«Ese pequeño acto de resistencia, aún adentro de un baño, son de las señales que a mí me permitían decirme “sigo siendo una persona”».
Por: Miguel Balderas
25 de junio de 1978. En pleno centro de Buenos Aires, Graciela Daleo se asomó por el techo retráctil del Peugeot 504 verde que abordó minutos antes. Las calles estaban infestadas de gente celebrando que Argentina, en casa, había sido campeón del mundo.
Todo era felicidad en las calles, menos para Graciela. Por sus mejillas corrían lágrimas y en su garganta había más de un grito ahogado. «Si me pongo a gritar que soy una desaparecida, nadie me va a dar pelota», pensó, mientras compartía el auto con algunos de sus captores.
Graciela estaba presa en la ESMA (Escuela de Mecánica de la Armada), el centro de detención más grande que hubo en Argentina durante la dictadura de Videla. Donde momentos antes, el director del campo, Jorge Eduardo Acosta, el “Tigre”, había entrado a los cuartos gritando «¡Ganamos, ganamos!».
Los prisioneros habían vivido los goles argentinos de manera agridulce. Hasta su lugar de encierro se escuchaba el aliento de la gente tras cada gol, pues el Estadio Monumental, donde se jugó la final, estaba a escasas diez cuadras de distancia.
Graciela pertenecía a la Juventud Peronista –le apodaban “Victoria” en el partido–, era de izquierda y marxista.

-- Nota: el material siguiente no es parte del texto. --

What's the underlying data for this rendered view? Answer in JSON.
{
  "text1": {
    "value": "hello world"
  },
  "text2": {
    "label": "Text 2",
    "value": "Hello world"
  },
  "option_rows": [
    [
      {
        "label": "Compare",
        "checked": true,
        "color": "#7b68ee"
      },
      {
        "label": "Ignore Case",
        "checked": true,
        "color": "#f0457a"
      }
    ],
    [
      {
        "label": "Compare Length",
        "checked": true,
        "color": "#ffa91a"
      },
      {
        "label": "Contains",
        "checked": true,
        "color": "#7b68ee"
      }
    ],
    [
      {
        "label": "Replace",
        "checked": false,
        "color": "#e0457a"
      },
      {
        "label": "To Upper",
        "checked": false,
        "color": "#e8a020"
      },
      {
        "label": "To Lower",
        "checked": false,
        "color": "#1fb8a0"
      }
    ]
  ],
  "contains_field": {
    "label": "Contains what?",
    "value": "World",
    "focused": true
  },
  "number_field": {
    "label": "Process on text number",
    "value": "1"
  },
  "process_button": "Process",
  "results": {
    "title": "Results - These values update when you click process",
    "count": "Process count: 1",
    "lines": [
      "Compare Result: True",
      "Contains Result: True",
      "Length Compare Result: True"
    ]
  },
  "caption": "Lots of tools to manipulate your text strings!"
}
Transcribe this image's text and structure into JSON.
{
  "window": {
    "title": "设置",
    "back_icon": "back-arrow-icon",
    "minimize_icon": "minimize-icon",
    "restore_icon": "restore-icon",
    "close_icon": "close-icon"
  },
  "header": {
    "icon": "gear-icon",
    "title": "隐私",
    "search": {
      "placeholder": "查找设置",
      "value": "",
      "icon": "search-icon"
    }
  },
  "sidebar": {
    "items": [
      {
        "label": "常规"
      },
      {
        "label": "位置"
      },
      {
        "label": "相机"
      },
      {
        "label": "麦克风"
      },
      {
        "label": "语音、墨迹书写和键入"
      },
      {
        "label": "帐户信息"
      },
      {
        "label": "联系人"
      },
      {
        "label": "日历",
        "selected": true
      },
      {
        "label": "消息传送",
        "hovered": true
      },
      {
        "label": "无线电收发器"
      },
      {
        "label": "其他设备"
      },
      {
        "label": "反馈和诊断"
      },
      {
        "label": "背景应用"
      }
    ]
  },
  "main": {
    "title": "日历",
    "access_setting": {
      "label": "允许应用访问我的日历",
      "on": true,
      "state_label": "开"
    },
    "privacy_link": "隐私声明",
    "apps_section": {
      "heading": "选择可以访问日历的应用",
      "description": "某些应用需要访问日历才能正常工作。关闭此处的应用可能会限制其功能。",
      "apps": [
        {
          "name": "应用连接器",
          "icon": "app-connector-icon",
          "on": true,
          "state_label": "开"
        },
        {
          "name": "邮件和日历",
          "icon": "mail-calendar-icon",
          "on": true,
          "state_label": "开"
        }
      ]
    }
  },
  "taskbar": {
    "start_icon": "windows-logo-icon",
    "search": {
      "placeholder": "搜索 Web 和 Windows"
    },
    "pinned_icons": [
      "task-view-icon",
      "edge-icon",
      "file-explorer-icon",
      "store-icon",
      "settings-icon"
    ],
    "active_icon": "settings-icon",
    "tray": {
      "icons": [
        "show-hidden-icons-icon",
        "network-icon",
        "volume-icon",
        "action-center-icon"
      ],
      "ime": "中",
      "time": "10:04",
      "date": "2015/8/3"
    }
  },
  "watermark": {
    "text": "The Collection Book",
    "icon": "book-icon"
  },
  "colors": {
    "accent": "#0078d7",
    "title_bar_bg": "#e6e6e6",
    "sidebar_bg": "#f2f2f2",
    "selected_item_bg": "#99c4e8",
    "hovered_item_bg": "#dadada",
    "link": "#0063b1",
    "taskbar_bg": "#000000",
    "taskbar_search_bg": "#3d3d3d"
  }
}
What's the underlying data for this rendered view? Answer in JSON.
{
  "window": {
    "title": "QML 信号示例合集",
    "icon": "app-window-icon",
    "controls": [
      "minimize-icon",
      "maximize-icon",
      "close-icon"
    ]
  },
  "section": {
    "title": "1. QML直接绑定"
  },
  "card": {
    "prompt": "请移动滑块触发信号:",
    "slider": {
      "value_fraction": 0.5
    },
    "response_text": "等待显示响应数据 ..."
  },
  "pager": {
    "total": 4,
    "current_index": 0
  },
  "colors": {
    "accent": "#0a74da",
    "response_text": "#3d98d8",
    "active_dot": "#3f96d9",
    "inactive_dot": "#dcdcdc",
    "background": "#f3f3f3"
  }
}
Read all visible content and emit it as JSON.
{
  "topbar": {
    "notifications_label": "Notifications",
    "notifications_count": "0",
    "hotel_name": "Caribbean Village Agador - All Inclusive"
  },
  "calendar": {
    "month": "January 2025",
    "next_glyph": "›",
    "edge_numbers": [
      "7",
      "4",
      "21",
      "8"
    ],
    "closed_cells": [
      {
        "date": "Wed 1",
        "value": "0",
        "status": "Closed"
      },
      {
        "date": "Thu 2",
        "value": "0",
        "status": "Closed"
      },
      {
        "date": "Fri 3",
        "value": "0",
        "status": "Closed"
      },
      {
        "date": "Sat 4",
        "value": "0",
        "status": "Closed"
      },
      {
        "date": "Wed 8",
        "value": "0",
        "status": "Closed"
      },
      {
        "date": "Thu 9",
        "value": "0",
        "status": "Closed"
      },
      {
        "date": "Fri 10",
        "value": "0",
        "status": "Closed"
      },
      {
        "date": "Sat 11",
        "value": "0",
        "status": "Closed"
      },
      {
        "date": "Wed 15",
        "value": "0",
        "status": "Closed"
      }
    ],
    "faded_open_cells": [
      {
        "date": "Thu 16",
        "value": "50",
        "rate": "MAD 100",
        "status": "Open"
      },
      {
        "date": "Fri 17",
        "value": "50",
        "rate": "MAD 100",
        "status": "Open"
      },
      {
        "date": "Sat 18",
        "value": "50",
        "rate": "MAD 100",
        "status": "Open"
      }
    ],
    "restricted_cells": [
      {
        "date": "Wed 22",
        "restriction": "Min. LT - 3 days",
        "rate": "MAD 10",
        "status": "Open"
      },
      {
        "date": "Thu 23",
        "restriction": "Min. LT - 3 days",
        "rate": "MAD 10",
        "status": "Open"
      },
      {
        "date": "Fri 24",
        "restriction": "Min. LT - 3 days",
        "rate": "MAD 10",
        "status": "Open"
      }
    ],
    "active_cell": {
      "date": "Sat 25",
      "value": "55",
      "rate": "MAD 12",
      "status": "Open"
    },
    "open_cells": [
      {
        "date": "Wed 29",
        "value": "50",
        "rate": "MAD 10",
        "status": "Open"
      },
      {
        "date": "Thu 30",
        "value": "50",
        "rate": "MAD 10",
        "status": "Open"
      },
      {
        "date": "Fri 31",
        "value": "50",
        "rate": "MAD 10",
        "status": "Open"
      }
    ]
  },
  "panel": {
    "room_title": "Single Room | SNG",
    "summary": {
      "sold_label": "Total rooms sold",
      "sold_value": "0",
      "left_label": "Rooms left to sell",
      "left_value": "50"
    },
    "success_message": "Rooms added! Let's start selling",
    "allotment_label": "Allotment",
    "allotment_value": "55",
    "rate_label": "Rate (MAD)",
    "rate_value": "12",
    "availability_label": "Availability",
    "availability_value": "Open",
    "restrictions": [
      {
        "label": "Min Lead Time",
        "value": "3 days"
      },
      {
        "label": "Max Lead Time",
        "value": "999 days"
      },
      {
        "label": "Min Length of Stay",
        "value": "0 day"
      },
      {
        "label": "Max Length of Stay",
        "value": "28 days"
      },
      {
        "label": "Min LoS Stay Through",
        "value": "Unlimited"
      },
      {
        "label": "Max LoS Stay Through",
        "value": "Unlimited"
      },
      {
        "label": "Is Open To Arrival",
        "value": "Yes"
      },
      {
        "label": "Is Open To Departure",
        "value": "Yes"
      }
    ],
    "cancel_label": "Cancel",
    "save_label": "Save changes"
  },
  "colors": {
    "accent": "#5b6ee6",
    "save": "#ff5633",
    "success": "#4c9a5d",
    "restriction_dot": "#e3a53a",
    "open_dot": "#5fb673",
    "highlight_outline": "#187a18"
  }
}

Fue detenida en octubre de 1977, en la estación de subterráneos Acoyte de la Línea A, en Caballito. «Me llamo Graciela Daleo, me secuestran, me van a matar. Avisen a mi papá», gritó, mientras era encapuchada y raptada por miembros de la Junta Militar.
Le sacaron casi toda la ropa –solo le dejaron la camisa–, la ataron de piernas y brazos, y la amenazaron con que le iban a «dar máquina» si no hablaba. Cuando dijo que no tenía nada que decir, la “maquinita” se puso a andar con descargas eléctricas por todo su cuerpo, haciendo especial énfasis en las entrepiernas.
En principio, la torturaron como a otros miles de detenidos, pero logró mantenerse con vida gracias a una máquina de escribir, de la cual era encargada como parte de su trabajo en la Pecera. Aquello eran unos cubículos transparentes donde los prisioneros se asemejaban a los peces, pues eran exhibidos haciendo de esclavos.
A pesar de hacer trabajos forzados en la ESMA, nunca traicionó sus valores y nunca entregó nombres ni nada que pudiera afectar a los Montoneros, otra organización guerrillera a la que pertenecía.
Algunos de los prisioneros, claro que estaban al tanto del Mundial. Incluso platicaban con los militares sobre Kempes, Ardiles, Luque o César Luis Menotti. Sí, el socialista Menotti, que era el entrenador de la selección. Mientras el “Matador” y Bertoni adelantaron en el marcador a la albiceleste, en los tiempos extras de la final, a Graciela se la iba comiendo la ansiedad. No quería que ganara Argentina.
Finalmente el árbitro decretó la finalización del partido y Graciela lo tenía claro: «Si ellos ganaron, nosotros perdimos», pensó. Al poco rato, llegó un militar, dio una lista de prisioneros a los cuales subieron a aquel Peugeot 504 verde. El prefecto Héctor Febres y el suboficial Alberto Mendoza la acompañaban; Graciela se limitó a llorar de rabia, mientras por las calles de la capital había puro júbilo por el campeonato.
El tráfico evitó que la caravana pudiera avanzar del centro de la ciudad, así que dieron la vuelta y condujeron hasta un restaurante en Maipú. Ahí, derechistas e izquierdistas, videlistas y peronistas o peor aún, torturadores y torturados, compartieron una mesa en medio de la algarabía de felicidad provocada por el fútbol.
Graciela estaba atónita. De pronto su encierro en el mundo subterráneo de la ESMA, parecía más sensato que la horrible realidad que estaba viendo afuera. Intentó controlar su cúmulo de emociones para no romperse, otra vez, ante sus captores, pero finalmente la rebasó el sentimiento. Pidió permiso para ir al baño y se encerró con seguro.
En la soledad de aquel cuarto, sacó su labial, se postró frente al espejo y escribió:
Milicos asesinos
Massera asesino
Vivan los Montoneros
«Ese pequeño acto de resistencia, escribiendo las palabras prohibidas, aún adentro de un baño, son de las señales que a mí me permitían decirme “sigo siendo una persona”», dijo tiempo después Graciela, quien sobrevivió a la dictadura y vive en un departamento en Almagro, todavía defendiendo sus ideales y buscando justicia.